それでも腑に落ちないという人は、「自分と同じ誕生日の人が少なくても一人いる確率」と勘違いしているのかもしれない。この場合は「自分の誕生日と、自分以外のすべての人の誕生日が違う確率」を求め、先ほどと同じく最後に「1」から引く。
Aから見てBの誕生日が違うということは「365-1=364日」のどれかであればいい。また3人目のCも364日のどれかであればいい。つまり、自分と同じ誕生日の人がいる確率は「1-(364÷365)×(364÷365)……」を人数分繰り返して確率を求める。

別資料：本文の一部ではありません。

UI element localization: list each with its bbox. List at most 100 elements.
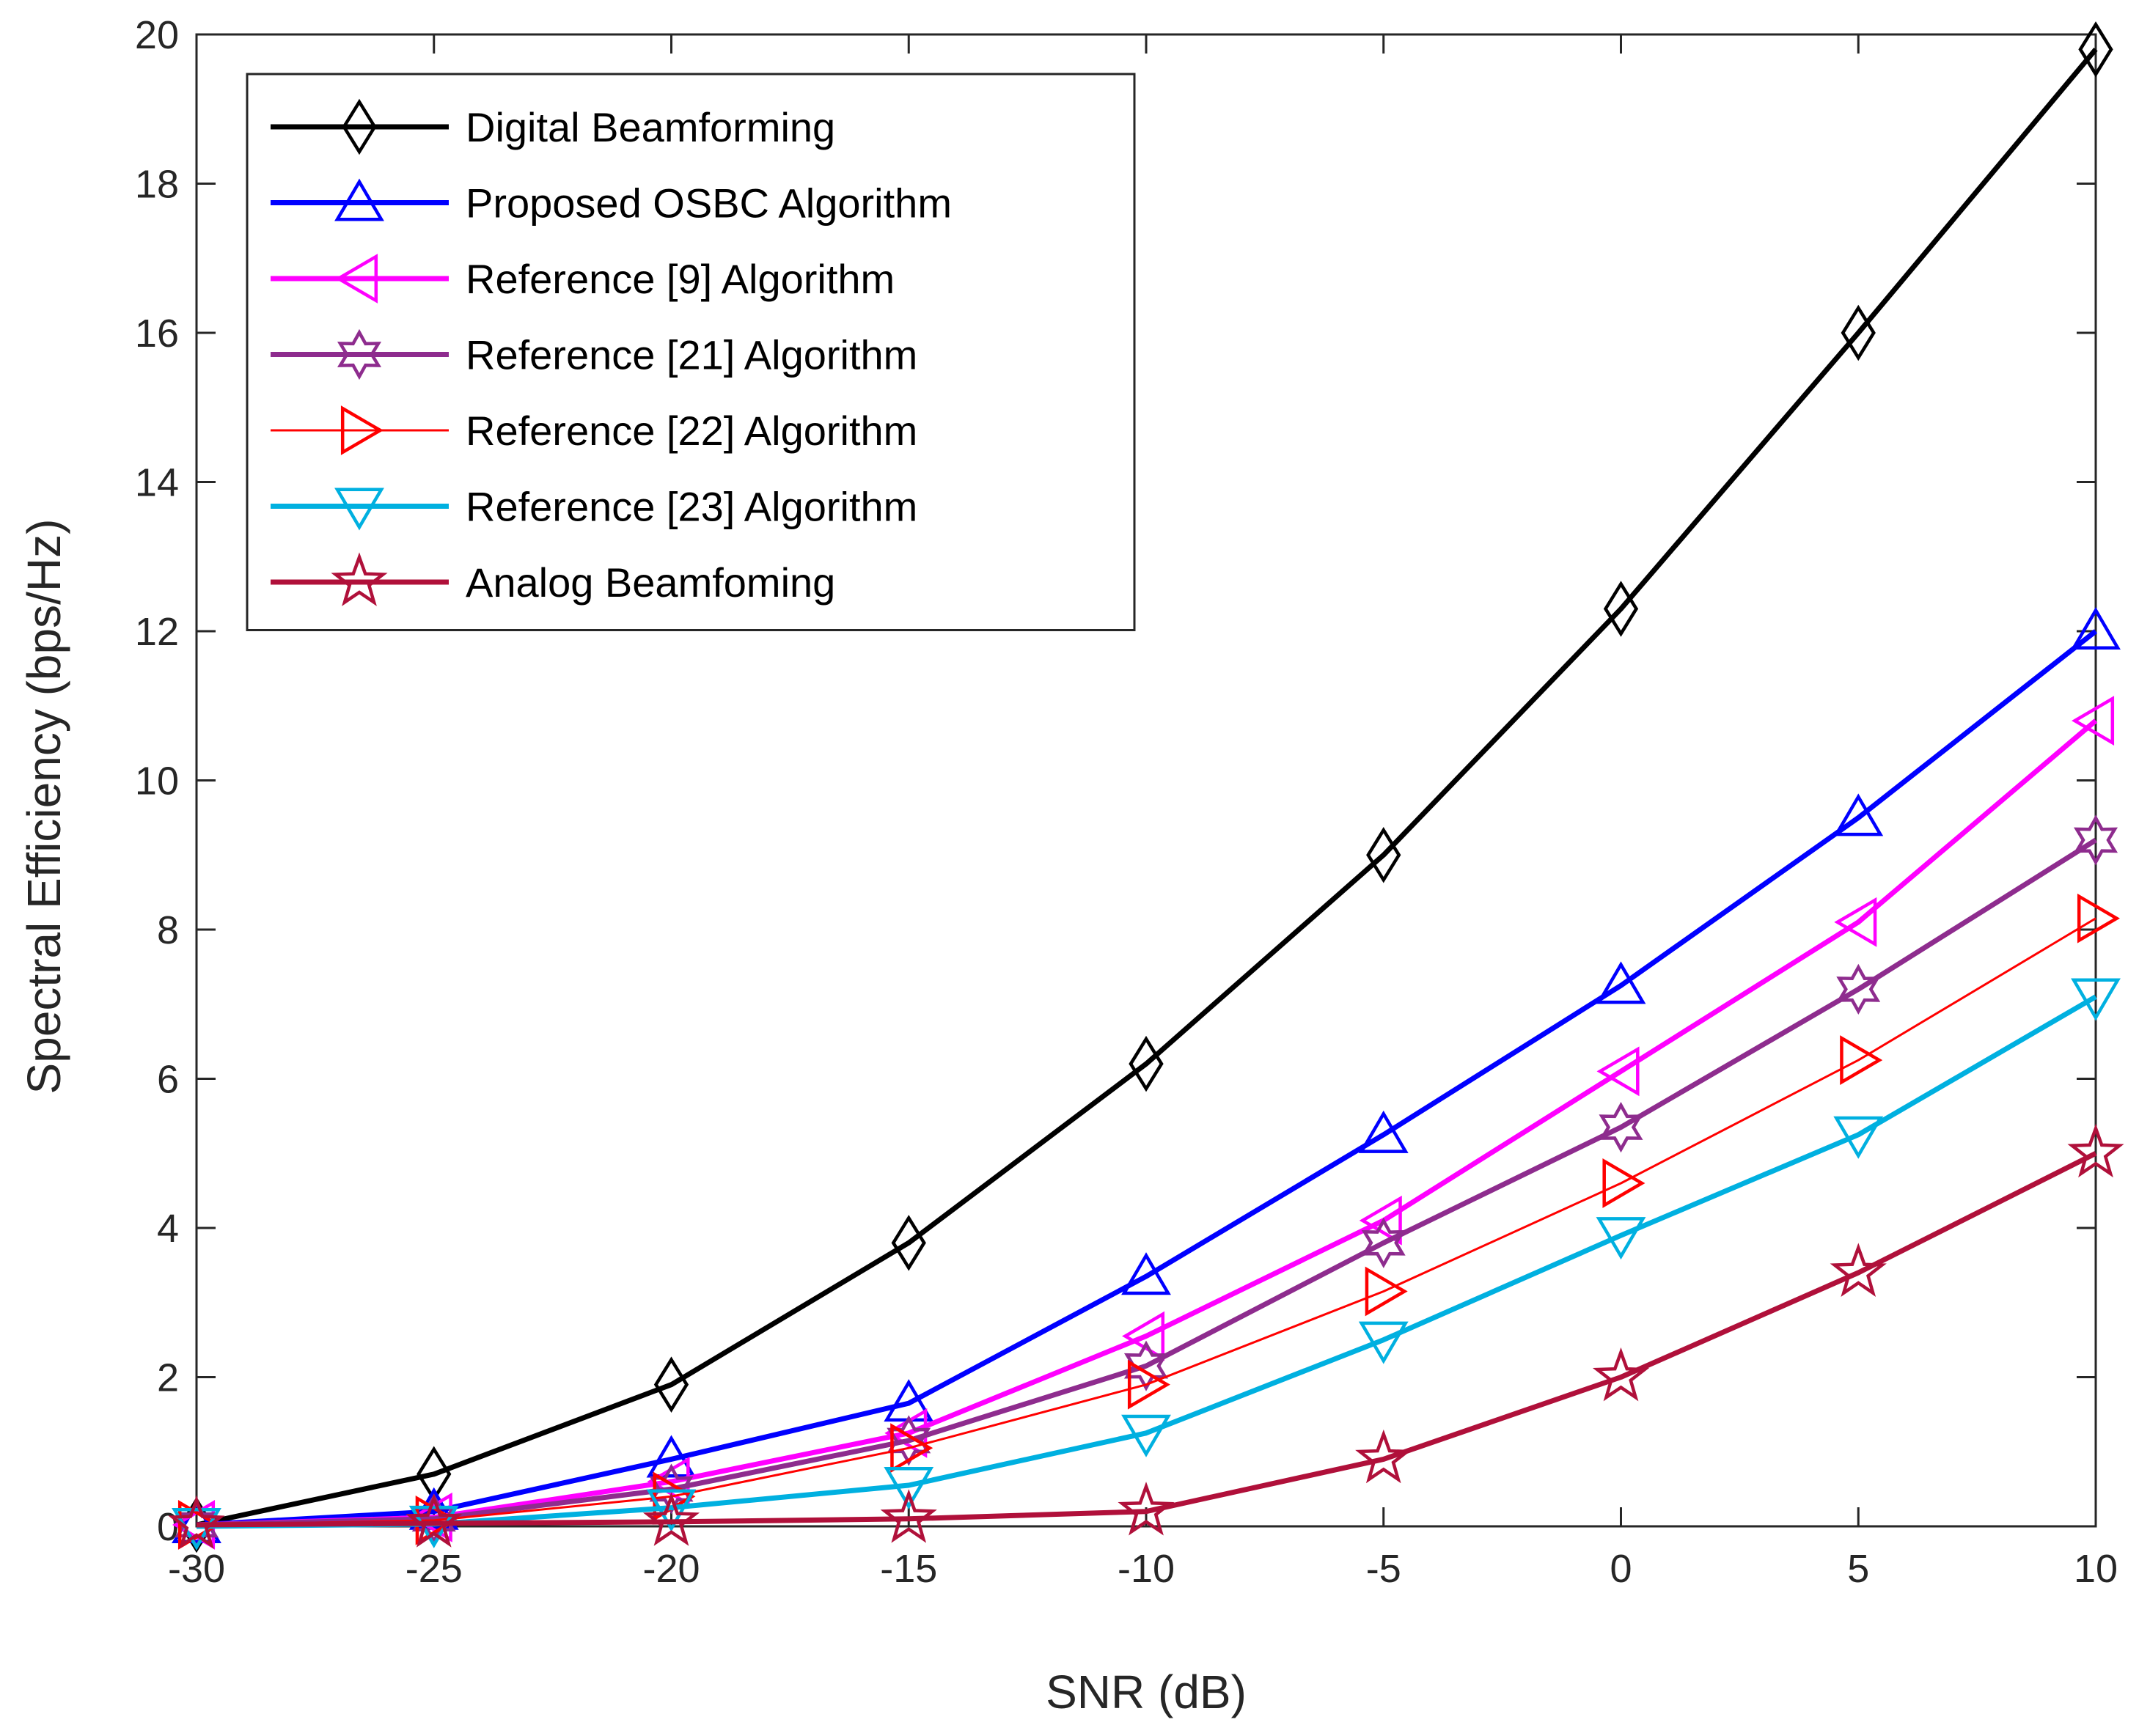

先ほどと違って分子の数は減らずに「364」で変わらない。その割り算の値は「1」に近い。そうなると、その割り算をいくら掛け合わせても、自分以外のすべての人の誕生日が違う確率が小さくなっていくペースは遅くなる。つまり、自分と同じ誕生日の人が少なくても一人いる確率はなかなか大きくならない。23人のときの確率を計算すると5.8%。これは日常生活での感覚に近い数字ではないだろうか。
最後に「火星に生物がいる確率は100%近い」という確率のパラドックスを紹介しよう。仮に犬が火星にいる確率を「1万分の1」とすると、逆にいない確率は「1万分の9999」。同じく猫がいる確率が「1万分の1」なら、やはりいない確率は「1万分の9999」。そうやって何かの生物がいない確率を膨大に掛け合わせ、最後に「1」から引くと、いくらでも100%に近づけられる。
しかし、どう考えてもおかしい。空気も水もなくて犬が住めない環境なら、猫やほかの生物だって住めない可能性が高いからである。そう、掛け算してはいけないケースで確率を掛け合わせるという決定的な失敗をおかしているのだ。